The consulted sources explain that Apax Partners has continued negotiating with Indrato which it had been directed since even before the company controlled by the Government, through the State Society of Industrial Participations (SEPI), in 28%, made public its new strategic plan 2024-2030.
Until now, the Minsait value, but not including Payments, was estimated between 800 and 900 million euros; while including the payment subsidiary, The figure would amount to 1,500 million.
Nevertheless, The internal debate between the counselors and the company’s managers continues being present and very divided. To such an extent, the decision is so relevant that, in the case of opting for a majority sale, the matrix, which would be reduced only to the defense and security business, would lose two thirds of the business figure. That is, 2.7 billion sales of Minsait, over a total of 4,300 million. In addition, it would stop consolidating the 143 million of the exploitation benefit, so this item would be reduced globally by 42% in the current quoted society.
Knowledgeable sources of negotiations explain that in the possible sale, APAX could not choose to buy The Electoral Process Business Packagegiven its strategic interest for the State itself.

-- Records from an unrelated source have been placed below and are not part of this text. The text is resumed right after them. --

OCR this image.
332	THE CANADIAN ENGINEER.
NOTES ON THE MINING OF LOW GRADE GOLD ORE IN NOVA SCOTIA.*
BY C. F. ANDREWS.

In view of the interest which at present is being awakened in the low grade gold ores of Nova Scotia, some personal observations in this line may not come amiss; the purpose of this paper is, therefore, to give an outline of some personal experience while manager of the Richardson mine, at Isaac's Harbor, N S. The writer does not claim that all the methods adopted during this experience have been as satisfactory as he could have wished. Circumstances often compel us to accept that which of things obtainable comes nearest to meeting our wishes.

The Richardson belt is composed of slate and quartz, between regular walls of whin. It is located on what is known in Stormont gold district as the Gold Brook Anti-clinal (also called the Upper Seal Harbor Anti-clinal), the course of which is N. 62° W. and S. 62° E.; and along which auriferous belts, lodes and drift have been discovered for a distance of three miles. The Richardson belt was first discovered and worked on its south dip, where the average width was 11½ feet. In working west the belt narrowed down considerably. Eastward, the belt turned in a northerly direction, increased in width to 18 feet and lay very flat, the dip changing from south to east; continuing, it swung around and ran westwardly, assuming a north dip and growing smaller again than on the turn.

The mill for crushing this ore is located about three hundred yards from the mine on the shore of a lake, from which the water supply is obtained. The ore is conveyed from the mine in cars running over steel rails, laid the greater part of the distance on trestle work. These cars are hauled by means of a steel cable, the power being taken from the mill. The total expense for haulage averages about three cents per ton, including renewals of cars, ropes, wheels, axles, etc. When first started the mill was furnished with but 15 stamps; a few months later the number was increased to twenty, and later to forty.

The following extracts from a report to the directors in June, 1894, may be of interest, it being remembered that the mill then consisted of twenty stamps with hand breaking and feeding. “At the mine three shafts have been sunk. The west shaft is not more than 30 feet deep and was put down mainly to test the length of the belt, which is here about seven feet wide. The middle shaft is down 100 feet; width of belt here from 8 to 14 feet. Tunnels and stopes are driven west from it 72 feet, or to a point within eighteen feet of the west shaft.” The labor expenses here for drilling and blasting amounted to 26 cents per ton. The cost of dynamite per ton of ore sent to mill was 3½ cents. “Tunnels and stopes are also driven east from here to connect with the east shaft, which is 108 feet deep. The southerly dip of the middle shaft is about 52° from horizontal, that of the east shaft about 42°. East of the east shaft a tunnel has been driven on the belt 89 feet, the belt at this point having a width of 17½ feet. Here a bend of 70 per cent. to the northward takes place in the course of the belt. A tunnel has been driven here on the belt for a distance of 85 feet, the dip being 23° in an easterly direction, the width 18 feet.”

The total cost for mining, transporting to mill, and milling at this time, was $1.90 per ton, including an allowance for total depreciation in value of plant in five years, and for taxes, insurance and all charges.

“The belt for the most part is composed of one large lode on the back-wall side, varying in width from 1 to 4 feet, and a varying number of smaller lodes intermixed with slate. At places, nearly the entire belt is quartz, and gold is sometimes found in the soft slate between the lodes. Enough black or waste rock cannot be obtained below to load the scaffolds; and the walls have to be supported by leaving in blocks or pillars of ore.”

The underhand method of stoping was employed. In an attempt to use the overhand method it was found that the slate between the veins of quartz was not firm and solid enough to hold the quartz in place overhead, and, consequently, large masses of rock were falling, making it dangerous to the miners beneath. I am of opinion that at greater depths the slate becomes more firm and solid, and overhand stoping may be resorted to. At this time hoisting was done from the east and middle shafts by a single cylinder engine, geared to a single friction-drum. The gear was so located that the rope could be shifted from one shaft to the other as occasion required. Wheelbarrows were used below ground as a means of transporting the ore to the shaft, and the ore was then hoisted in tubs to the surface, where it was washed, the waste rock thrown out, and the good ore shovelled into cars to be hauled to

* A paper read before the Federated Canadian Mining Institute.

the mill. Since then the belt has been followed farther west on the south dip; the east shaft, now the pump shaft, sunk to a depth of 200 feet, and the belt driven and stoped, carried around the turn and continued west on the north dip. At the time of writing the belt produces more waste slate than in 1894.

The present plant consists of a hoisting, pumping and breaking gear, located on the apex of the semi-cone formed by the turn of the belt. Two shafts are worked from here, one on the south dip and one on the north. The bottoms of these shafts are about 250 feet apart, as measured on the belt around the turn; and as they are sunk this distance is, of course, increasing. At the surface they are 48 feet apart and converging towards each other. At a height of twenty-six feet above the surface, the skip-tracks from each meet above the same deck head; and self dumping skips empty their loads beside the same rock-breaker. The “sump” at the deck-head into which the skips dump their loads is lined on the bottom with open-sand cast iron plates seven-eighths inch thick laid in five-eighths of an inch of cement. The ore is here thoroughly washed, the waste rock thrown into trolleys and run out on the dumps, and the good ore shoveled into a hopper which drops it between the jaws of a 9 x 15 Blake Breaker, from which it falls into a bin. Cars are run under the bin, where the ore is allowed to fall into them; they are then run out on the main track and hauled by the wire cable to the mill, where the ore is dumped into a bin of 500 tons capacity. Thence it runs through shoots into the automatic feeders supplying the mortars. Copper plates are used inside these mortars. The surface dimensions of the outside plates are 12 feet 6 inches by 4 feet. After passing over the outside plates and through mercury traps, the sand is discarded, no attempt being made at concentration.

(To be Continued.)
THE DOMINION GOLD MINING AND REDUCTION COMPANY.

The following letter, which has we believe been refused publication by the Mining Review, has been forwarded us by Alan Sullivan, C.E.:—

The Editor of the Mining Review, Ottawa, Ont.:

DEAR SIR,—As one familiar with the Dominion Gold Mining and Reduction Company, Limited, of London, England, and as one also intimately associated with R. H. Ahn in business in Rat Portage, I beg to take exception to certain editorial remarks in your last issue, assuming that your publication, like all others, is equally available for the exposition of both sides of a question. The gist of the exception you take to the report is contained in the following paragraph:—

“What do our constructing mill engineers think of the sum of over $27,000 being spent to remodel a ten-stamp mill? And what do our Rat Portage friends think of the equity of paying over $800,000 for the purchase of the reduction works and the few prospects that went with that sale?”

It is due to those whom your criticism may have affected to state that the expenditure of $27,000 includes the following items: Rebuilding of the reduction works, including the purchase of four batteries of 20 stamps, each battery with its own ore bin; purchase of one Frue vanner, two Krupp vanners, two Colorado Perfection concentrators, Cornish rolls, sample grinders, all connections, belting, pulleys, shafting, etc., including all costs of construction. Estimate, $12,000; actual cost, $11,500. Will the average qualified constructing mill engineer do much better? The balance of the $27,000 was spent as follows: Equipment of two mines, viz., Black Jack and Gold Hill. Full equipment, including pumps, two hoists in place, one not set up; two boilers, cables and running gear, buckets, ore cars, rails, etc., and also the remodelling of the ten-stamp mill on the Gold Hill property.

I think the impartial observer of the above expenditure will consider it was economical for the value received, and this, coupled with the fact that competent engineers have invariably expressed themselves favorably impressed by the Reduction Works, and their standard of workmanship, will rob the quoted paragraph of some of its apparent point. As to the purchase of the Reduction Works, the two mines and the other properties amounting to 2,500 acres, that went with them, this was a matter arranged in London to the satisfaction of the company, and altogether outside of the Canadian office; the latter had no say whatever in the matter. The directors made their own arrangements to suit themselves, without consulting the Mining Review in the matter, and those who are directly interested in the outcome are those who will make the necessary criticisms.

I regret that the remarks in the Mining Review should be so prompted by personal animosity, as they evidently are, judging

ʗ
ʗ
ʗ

In any case, at the end of February, In the presentation of the accounts Of 2024, the newly appointed president of Indra, Ángel Escribano, far from ensuring that Minsait was once again on sale, or that the conversations were maintained with the potential buyers, recognized that their business areas have the “tail wind” for the geopolitical moment internationally, and claimed that the master lines of the strategic plan presented a year ago, “Leading the Future” need to sell Minsait, which represents 60% of Indra’s income, to invest and grow, so they are “turning” to the operation.
For notary “Minsait is priceless”. The technological division “is very profitable, but it will be more if it is sold well and for everything that is worth”, and more when it now has a transverse role for the rest of Indra.
Both the president and the CEO, José Vicente de los Mozos, flatly ruled out any interest from Telefónica as a buyer of Minsait, as well as the existence of any negotiation between the two groups for an eventual fusion of Telefónica Tech with Indra. In Liza to buy Minsait, therefore, the Bain Capital, Cinven, CVC and APAX Partners funds are followed. That, according to the sources, wins whole.